The first case of the Marburg virus, the most serious disease causing hemorrhagic fever, has been recorded in Guinea, the first case in West Africa, the WHO said on Monday.
“The Marburg virus, which belongs to the same family as the virus that causes the Ebola virus, was diagnosed within two months of Guinea announcing the end of the Ebola epidemic that broke out earlier this year.“, The regional office of the World Health Organization said in a statement.
Sent to a group site
The case was discovered in the southern province of Kukato. Samples taken from a patient who died on Monday and tested for hemorrhagic fever by the Field Laboratory and Guinea National Laboratory in Kukato were positive for the Marburg virus. The WHO said further analysis by the Pastoral Institute in Senegal confirmed the decision.
The patient was treated at a clinic in County, Kukato, where a medical investigation team was sent to examine the severity of his symptoms. The first team of ten WHO experts, including epidemiologists and socio-anthropologists, is already on the field and provides support to national health officials working to conduct a thorough investigation as soon as possible and to intensify interventions in the field. Risk assessment first disease monitoring, community mobilization and screening, provision of medical care, infection control and logistics support.
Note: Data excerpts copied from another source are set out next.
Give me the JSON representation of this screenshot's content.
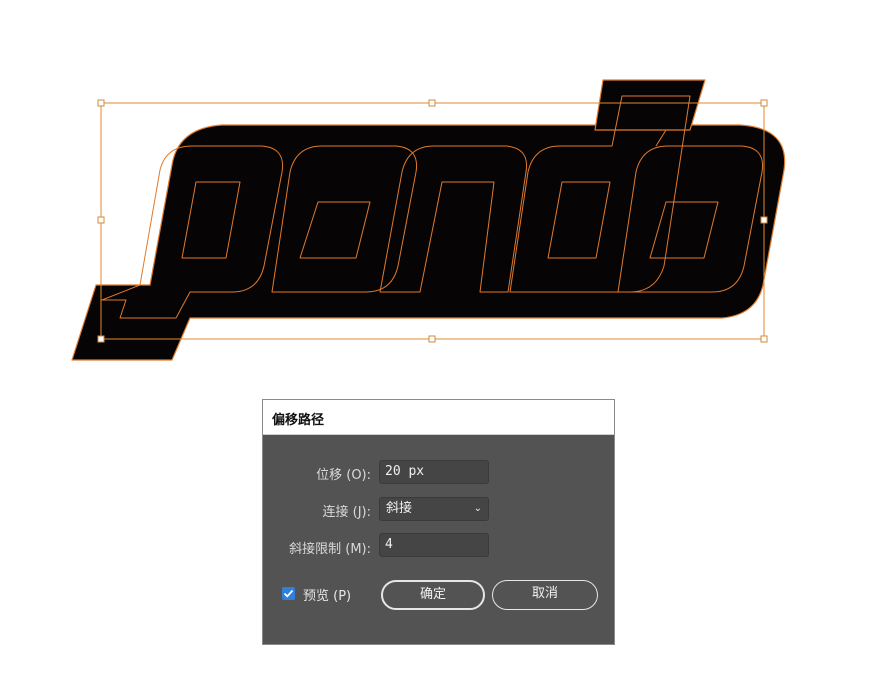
{
  "artwork": {
    "text": "panda",
    "fill_color": "#070405",
    "stroke_color": "#e07a2c",
    "selection_color": "#e08a2c"
  },
  "dialog": {
    "title": "偏移路径",
    "offset": {
      "label": "位移 (O):",
      "value": "20 px"
    },
    "joins": {
      "label": "连接 (J):",
      "value": "斜接"
    },
    "miter_limit": {
      "label": "斜接限制 (M):",
      "value": "4"
    },
    "preview": {
      "label": "预览 (P)",
      "checked": true
    },
    "ok_label": "确定",
    "cancel_label": "取消"
  }
}
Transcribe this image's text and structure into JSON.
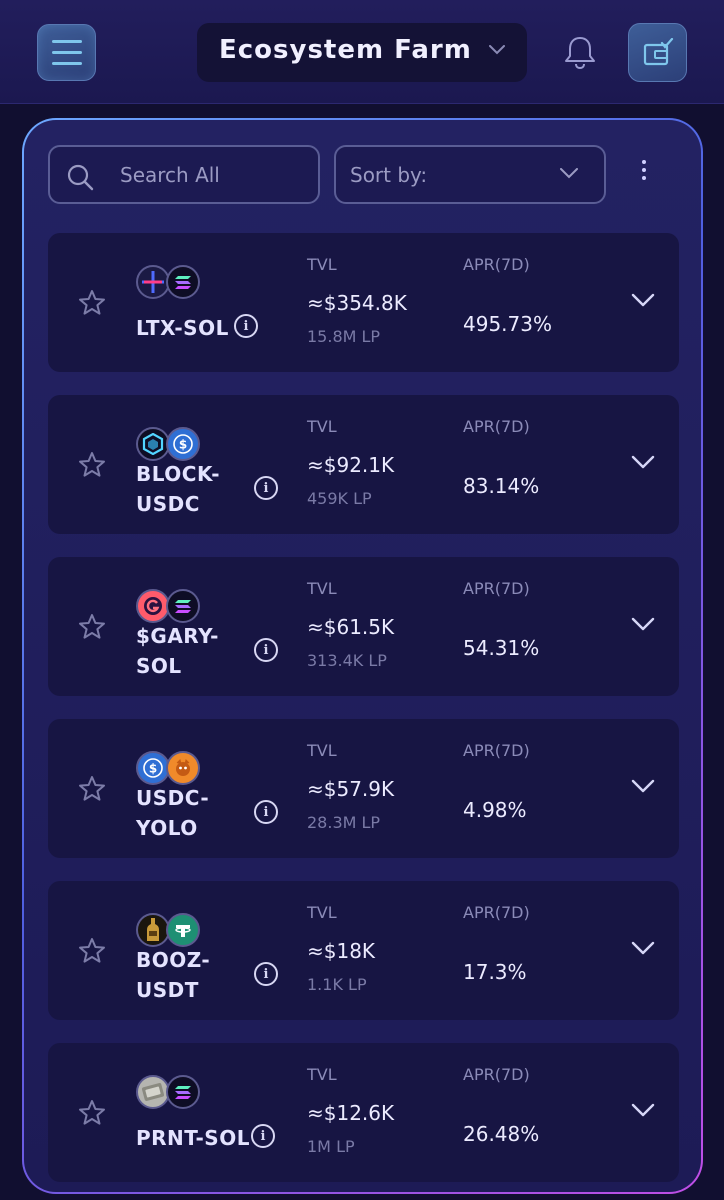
{
  "header": {
    "title": "Ecosystem Farm",
    "menu_icon": "hamburger-icon",
    "notifications_icon": "bell-icon",
    "wallet_icon": "wallet-icon"
  },
  "filters": {
    "search_placeholder": "Search All",
    "sort_label": "Sort by:"
  },
  "columns": {
    "tvl": "TVL",
    "apr": "APR(7D)"
  },
  "farms": [
    {
      "pair_line1": "LTX-SOL",
      "pair_line2": "",
      "tvl": "≈$354.8K",
      "lp": "15.8M LP",
      "apr": "495.73%",
      "token_a": "LTX",
      "token_b": "SOL"
    },
    {
      "pair_line1": "BLOCK-",
      "pair_line2": "USDC",
      "tvl": "≈$92.1K",
      "lp": "459K LP",
      "apr": "83.14%",
      "token_a": "BLOCK",
      "token_b": "USDC"
    },
    {
      "pair_line1": "$GARY-",
      "pair_line2": "SOL",
      "tvl": "≈$61.5K",
      "lp": "313.4K LP",
      "apr": "54.31%",
      "token_a": "GARY",
      "token_b": "SOL"
    },
    {
      "pair_line1": "USDC-",
      "pair_line2": "YOLO",
      "tvl": "≈$57.9K",
      "lp": "28.3M LP",
      "apr": "4.98%",
      "token_a": "USDC",
      "token_b": "YOLO"
    },
    {
      "pair_line1": "BOOZ-",
      "pair_line2": "USDT",
      "tvl": "≈$18K",
      "lp": "1.1K LP",
      "apr": "17.3%",
      "token_a": "BOOZ",
      "token_b": "USDT"
    },
    {
      "pair_line1": "PRNT-SOL",
      "pair_line2": "",
      "tvl": "≈$12.6K",
      "lp": "1M LP",
      "apr": "26.48%",
      "token_a": "PRNT",
      "token_b": "SOL"
    }
  ],
  "colors": {
    "background": "#110f30",
    "panel": "#1f1d59",
    "card": "#171543",
    "accent": "#7fc7ec"
  }
}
In a tweet, WHO Director-General Tetros Adonom Gabrias noted the need to implement “A concerted effort to prevent the spread and protect communities“In addition, cross-border surveillance has been stepped up to quickly detect possible cases. Neighboring countries are on high alert.
Transfer by bats
According to the WHO, Marburg virus is transmitted from fruit bats to humans and can be transmitted to humans through direct contact with the body fluids of infected individuals. The disease begins abruptly, with high fever, severe headache and possible malaise. The case death rate in previous outbreaks ranged from 24% to 88%, depending on virus exposure and case management, the organization said.
Although there are no approved vaccines or antiviral therapies to treat the virus, treatment of oral or intravenous rehydration and specific symptoms can improve survival rates.
Set up a quick response
“We salute the awareness and prompt investigation of Guinean health workers. To prevent the rapid spread of the Marburg virus, we must now stop itWHO Regional Director for Africa Dr. Matshidiso Moidi said.
“We are working with local health officials to implement a quick response based on Guinea’s experience and expertise in managing the Ebola virus epidemic.She added.
The province of Cucuta is the site of the latest Ebola outbreak and the first case of the virus to be reported in West Africa between 2014 and 2016.